Hava Siegelmann also oversees the Lifelong Learning Machines (L2M) program for DARPA that launched in 2019. The L2M program focuses on two primary areas: developing computational frameworks for applying learned lessons from new data or circumstances, and to find applicable examples of how biological systems naturally improve and adapt to their environments. Siegelmann made the following comments regarding the L2M program:

Life has had billions of years to develop approaches for learning from experience. There are almost certainly some secrets there that can be applied to machines so they can be not just computational tools to help us solve problems but responsive and adaptive collaborators.

Hava Siegelmann acts as a professional scientist that reviews submissions to the following scientific journals: Journal of Theoretical Biology, Neural Computation, Theoretical Computer Science, J. of Complexity, Neural networks World, Neural Networks, Connection Science, Cognitive Science, IEEE Trans on Neural Networks, and Physics Review letters. She is also the Associate Editor of Frontiers in Computational Neuroscience, and an editorial board member of the American Institute of Physics Journal Chaos: An Interdisciplinary Journal of Nonlinear Science.

In 2016, Hava Siegelmann was awarded the Hebb Award from the International Neural Network Society. She won the award for her contributions to biological learning, and it was presented to her in July 2016 at the World Conference on Computational Intelligence in Vancouver, British Columbia, Canada.

Hava Siegelmann is one of the co-creators of support vector clustering; a popular clustering algorithm used in industry applications.

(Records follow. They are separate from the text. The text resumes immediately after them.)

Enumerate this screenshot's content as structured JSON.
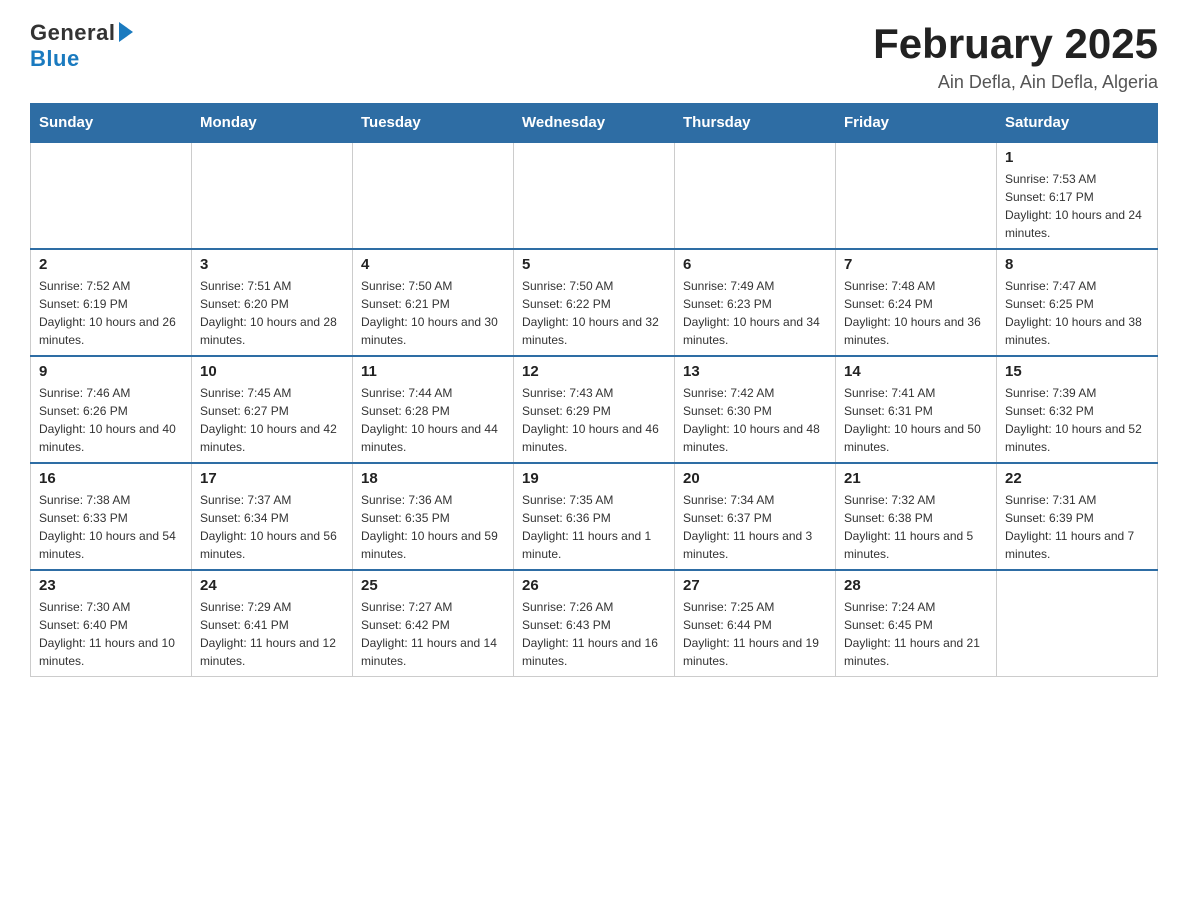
{
  "logo": {
    "general": "General",
    "blue": "Blue"
  },
  "title": "February 2025",
  "location": "Ain Defla, Ain Defla, Algeria",
  "days_of_week": [
    "Sunday",
    "Monday",
    "Tuesday",
    "Wednesday",
    "Thursday",
    "Friday",
    "Saturday"
  ],
  "weeks": [
    [
      {
        "day": "",
        "info": ""
      },
      {
        "day": "",
        "info": ""
      },
      {
        "day": "",
        "info": ""
      },
      {
        "day": "",
        "info": ""
      },
      {
        "day": "",
        "info": ""
      },
      {
        "day": "",
        "info": ""
      },
      {
        "day": "1",
        "info": "Sunrise: 7:53 AM\nSunset: 6:17 PM\nDaylight: 10 hours and 24 minutes."
      }
    ],
    [
      {
        "day": "2",
        "info": "Sunrise: 7:52 AM\nSunset: 6:19 PM\nDaylight: 10 hours and 26 minutes."
      },
      {
        "day": "3",
        "info": "Sunrise: 7:51 AM\nSunset: 6:20 PM\nDaylight: 10 hours and 28 minutes."
      },
      {
        "day": "4",
        "info": "Sunrise: 7:50 AM\nSunset: 6:21 PM\nDaylight: 10 hours and 30 minutes."
      },
      {
        "day": "5",
        "info": "Sunrise: 7:50 AM\nSunset: 6:22 PM\nDaylight: 10 hours and 32 minutes."
      },
      {
        "day": "6",
        "info": "Sunrise: 7:49 AM\nSunset: 6:23 PM\nDaylight: 10 hours and 34 minutes."
      },
      {
        "day": "7",
        "info": "Sunrise: 7:48 AM\nSunset: 6:24 PM\nDaylight: 10 hours and 36 minutes."
      },
      {
        "day": "8",
        "info": "Sunrise: 7:47 AM\nSunset: 6:25 PM\nDaylight: 10 hours and 38 minutes."
      }
    ],
    [
      {
        "day": "9",
        "info": "Sunrise: 7:46 AM\nSunset: 6:26 PM\nDaylight: 10 hours and 40 minutes."
      },
      {
        "day": "10",
        "info": "Sunrise: 7:45 AM\nSunset: 6:27 PM\nDaylight: 10 hours and 42 minutes."
      },
      {
        "day": "11",
        "info": "Sunrise: 7:44 AM\nSunset: 6:28 PM\nDaylight: 10 hours and 44 minutes."
      },
      {
        "day": "12",
        "info": "Sunrise: 7:43 AM\nSunset: 6:29 PM\nDaylight: 10 hours and 46 minutes."
      },
      {
        "day": "13",
        "info": "Sunrise: 7:42 AM\nSunset: 6:30 PM\nDaylight: 10 hours and 48 minutes."
      },
      {
        "day": "14",
        "info": "Sunrise: 7:41 AM\nSunset: 6:31 PM\nDaylight: 10 hours and 50 minutes."
      },
      {
        "day": "15",
        "info": "Sunrise: 7:39 AM\nSunset: 6:32 PM\nDaylight: 10 hours and 52 minutes."
      }
    ],
    [
      {
        "day": "16",
        "info": "Sunrise: 7:38 AM\nSunset: 6:33 PM\nDaylight: 10 hours and 54 minutes."
      },
      {
        "day": "17",
        "info": "Sunrise: 7:37 AM\nSunset: 6:34 PM\nDaylight: 10 hours and 56 minutes."
      },
      {
        "day": "18",
        "info": "Sunrise: 7:36 AM\nSunset: 6:35 PM\nDaylight: 10 hours and 59 minutes."
      },
      {
        "day": "19",
        "info": "Sunrise: 7:35 AM\nSunset: 6:36 PM\nDaylight: 11 hours and 1 minute."
      },
      {
        "day": "20",
        "info": "Sunrise: 7:34 AM\nSunset: 6:37 PM\nDaylight: 11 hours and 3 minutes."
      },
      {
        "day": "21",
        "info": "Sunrise: 7:32 AM\nSunset: 6:38 PM\nDaylight: 11 hours and 5 minutes."
      },
      {
        "day": "22",
        "info": "Sunrise: 7:31 AM\nSunset: 6:39 PM\nDaylight: 11 hours and 7 minutes."
      }
    ],
    [
      {
        "day": "23",
        "info": "Sunrise: 7:30 AM\nSunset: 6:40 PM\nDaylight: 11 hours and 10 minutes."
      },
      {
        "day": "24",
        "info": "Sunrise: 7:29 AM\nSunset: 6:41 PM\nDaylight: 11 hours and 12 minutes."
      },
      {
        "day": "25",
        "info": "Sunrise: 7:27 AM\nSunset: 6:42 PM\nDaylight: 11 hours and 14 minutes."
      },
      {
        "day": "26",
        "info": "Sunrise: 7:26 AM\nSunset: 6:43 PM\nDaylight: 11 hours and 16 minutes."
      },
      {
        "day": "27",
        "info": "Sunrise: 7:25 AM\nSunset: 6:44 PM\nDaylight: 11 hours and 19 minutes."
      },
      {
        "day": "28",
        "info": "Sunrise: 7:24 AM\nSunset: 6:45 PM\nDaylight: 11 hours and 21 minutes."
      },
      {
        "day": "",
        "info": ""
      }
    ]
  ]
}
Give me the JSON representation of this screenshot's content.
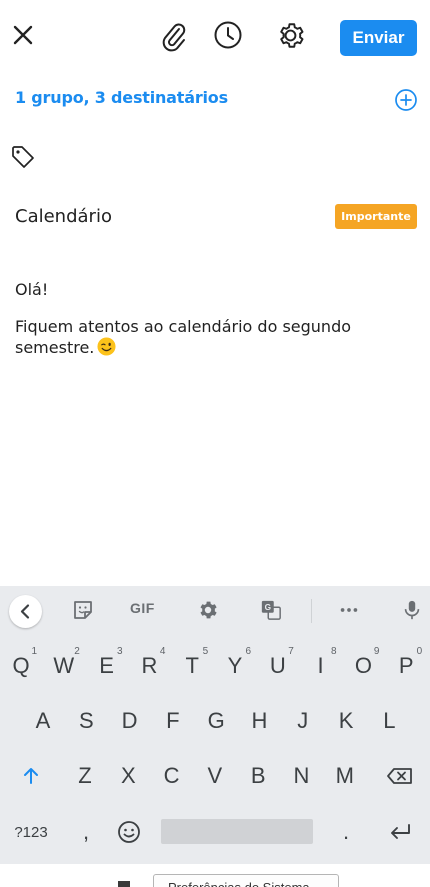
{
  "toolbar": {
    "close_icon": "close-icon",
    "attach_icon": "paperclip-icon",
    "schedule_icon": "clock-icon",
    "settings_icon": "gear-icon",
    "send_label": "Enviar",
    "accent": "#1b8cf0"
  },
  "recipients": {
    "summary": "1 grupo, 3 destinatários",
    "add_icon": "plus-circle-icon"
  },
  "tag_icon": "tag-icon",
  "message": {
    "subject": "Calendário",
    "badge": "Importante",
    "badge_color": "#f5a524",
    "greeting": "Olá!",
    "body": "Fiquem atentos ao calendário do segundo semestre.",
    "emoji": "winking-face"
  },
  "keyboard": {
    "toolbar": {
      "back_icon": "chevron-left-icon",
      "sticker_icon": "sticker-icon",
      "gif_label": "GIF",
      "settings_icon": "gear-icon",
      "translate_icon": "translate-icon",
      "more_icon": "more-icon",
      "mic_icon": "mic-icon"
    },
    "row1": [
      {
        "k": "Q",
        "n": "1"
      },
      {
        "k": "W",
        "n": "2"
      },
      {
        "k": "E",
        "n": "3"
      },
      {
        "k": "R",
        "n": "4"
      },
      {
        "k": "T",
        "n": "5"
      },
      {
        "k": "Y",
        "n": "6"
      },
      {
        "k": "U",
        "n": "7"
      },
      {
        "k": "I",
        "n": "8"
      },
      {
        "k": "O",
        "n": "9"
      },
      {
        "k": "P",
        "n": "0"
      }
    ],
    "row2": [
      "A",
      "S",
      "D",
      "F",
      "G",
      "H",
      "J",
      "K",
      "L"
    ],
    "row3": [
      "Z",
      "X",
      "C",
      "V",
      "B",
      "N",
      "M"
    ],
    "shift_icon": "shift-arrow-icon",
    "backspace_icon": "backspace-icon",
    "symbols_label": "?123",
    "comma": ",",
    "emoji_icon": "smiley-icon",
    "period": ".",
    "enter_icon": "enter-icon"
  },
  "system": {
    "tooltip": "Preferências do Sistema"
  }
}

Hava Siegelmann is the creator of Super-Turing computation theory. Her theory was published in Science in 1993 for her Ph.D thesis at Rutgers University. The thesis was titled "Foundations of Recurrent Neural Networks. She would later published a book on her theory titled "Neural networks and analog computation: Beyond the Turing Limit" in 1998. Siegelmann came up with the Super-Turing computational theory after re-reading the works of the creator of the Turing model, Alan Turing, and attributes her success building her theory to being young and curious:

I was young enough to be curious, wanting to understand why the Turing model looked really strong. I tried to prove the conjecture that neural networks are very weak and instead found that some of the early work was faulty. I was surprised to find out via mathematical analysis that the neural models had some capabilities that surpass the Turing model. So I re-read Turing and found that he believed there would be an adaptive model that was stronger based on continuous calculations.

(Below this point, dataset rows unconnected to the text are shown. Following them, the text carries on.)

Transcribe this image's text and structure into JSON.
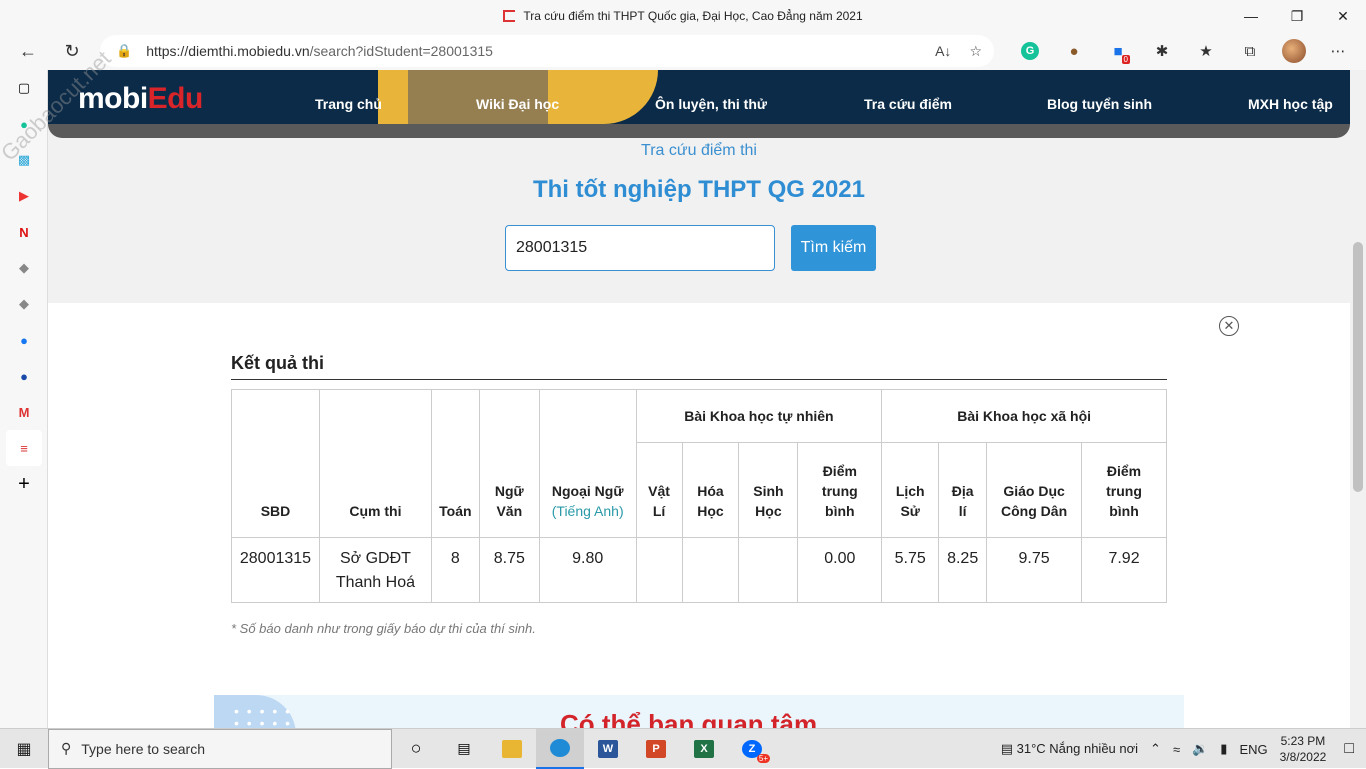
{
  "browser": {
    "tab_title": "Tra cứu điểm thi THPT Quốc gia, Đại Học, Cao Đẳng năm 2021",
    "url_host": "https://diemthi.mobiedu.vn",
    "url_path": "/search?idStudent=28001315",
    "extension_badge": "0"
  },
  "site": {
    "logo_text": "mobi",
    "logo_accent": "Edu",
    "nav": [
      "Trang chủ",
      "Wiki Đại học",
      "Ôn luyện, thi thử",
      "Tra cứu điểm",
      "Blog tuyển sinh",
      "MXH học tập"
    ]
  },
  "search": {
    "breadcrumb": "Tra cứu điểm thi",
    "title": "Thi tốt nghiệp THPT QG 2021",
    "input_value": "28001315",
    "button_label": "Tìm kiếm"
  },
  "results": {
    "heading": "Kết quả thi",
    "headers": {
      "sbd": "SBD",
      "cum_thi": "Cụm thi",
      "toan": "Toán",
      "ngu_van": "Ngữ Văn",
      "ngoai_ngu": "Ngoại Ngữ",
      "ngoai_ngu_sub": "(Tiếng Anh)",
      "khtn": "Bài Khoa học tự nhiên",
      "khxh": "Bài Khoa học xã hội",
      "vat_li": "Vật Lí",
      "hoa_hoc": "Hóa Học",
      "sinh_hoc": "Sinh Học",
      "diem_tb_tn": "Điểm trung bình",
      "lich_su": "Lịch Sử",
      "dia_li": "Địa lí",
      "gdcd": "Giáo Dục Công Dân",
      "diem_tb_xh": "Điểm trung bình"
    },
    "row": {
      "sbd": "28001315",
      "cum_thi": "Sở GDĐT Thanh Hoá",
      "toan": "8",
      "ngu_van": "8.75",
      "ngoai_ngu": "9.80",
      "vat_li": "",
      "hoa_hoc": "",
      "sinh_hoc": "",
      "diem_tb_tn": "0.00",
      "lich_su": "5.75",
      "dia_li": "8.25",
      "gdcd": "9.75",
      "diem_tb_xh": "7.92"
    },
    "note": "* Số báo danh như trong giấy báo dự thi của thí sinh."
  },
  "promo": {
    "title": "Có thể bạn quan tâm"
  },
  "taskbar": {
    "search_placeholder": "Type here to search",
    "weather": "31°C  Nắng nhiều nơi",
    "language": "ENG",
    "time": "5:23 PM",
    "date": "3/8/2022",
    "zalo_badge": "5+"
  },
  "watermark": "Gaobaocut.net"
}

Her theory details an adaptive computational system that learns and evolves as is executes using neural networks. When describing what her Super-Turing computational model offers, Siegelmann says:

Each time a Super-Turing machine gets input it literally becomes a different machine,” Siegelmann says. “You don’t want this for your PC. They are fine and fast calculators and we need them to do that. But if you want a robot to accompany a blind person to the grocery store, you’d like one that can navigate in a dynamic environment. If you want a machine to interact successfully with a human partner, you’d like one that can adapt to idiosyncratic speech, recognize facial patterns and allow interactions between partners to evolve just like we do. That’s what this model can offer.

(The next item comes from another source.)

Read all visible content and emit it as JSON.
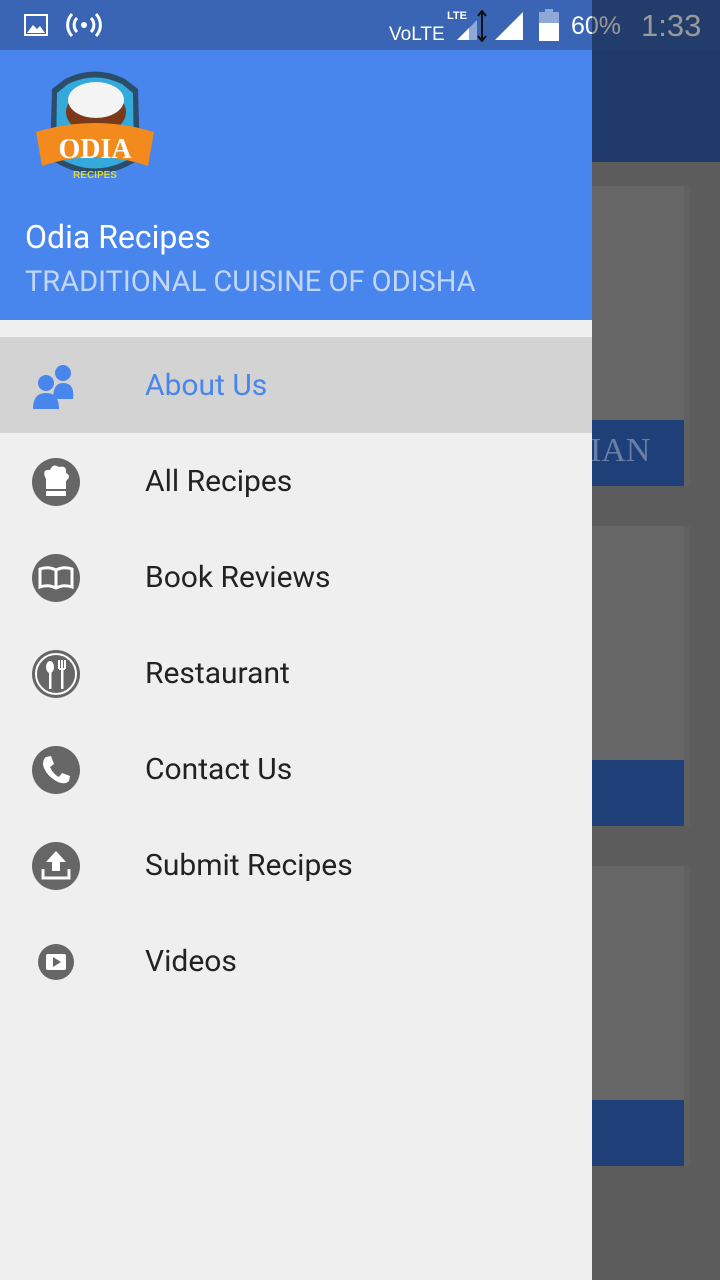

Computational models developed using the Super-Turing computational model exhibit a $2^{\aleph_0}$ possible behaviors, which is much greater than the computational models built using the original Turing model. For example, if a machine built using the Turing model was made to have 500 distinct behaviors, a machine built using the Super-Turing computational model based on the same 500 behaviors would have 2⁵⁰⁰ possible behaviors.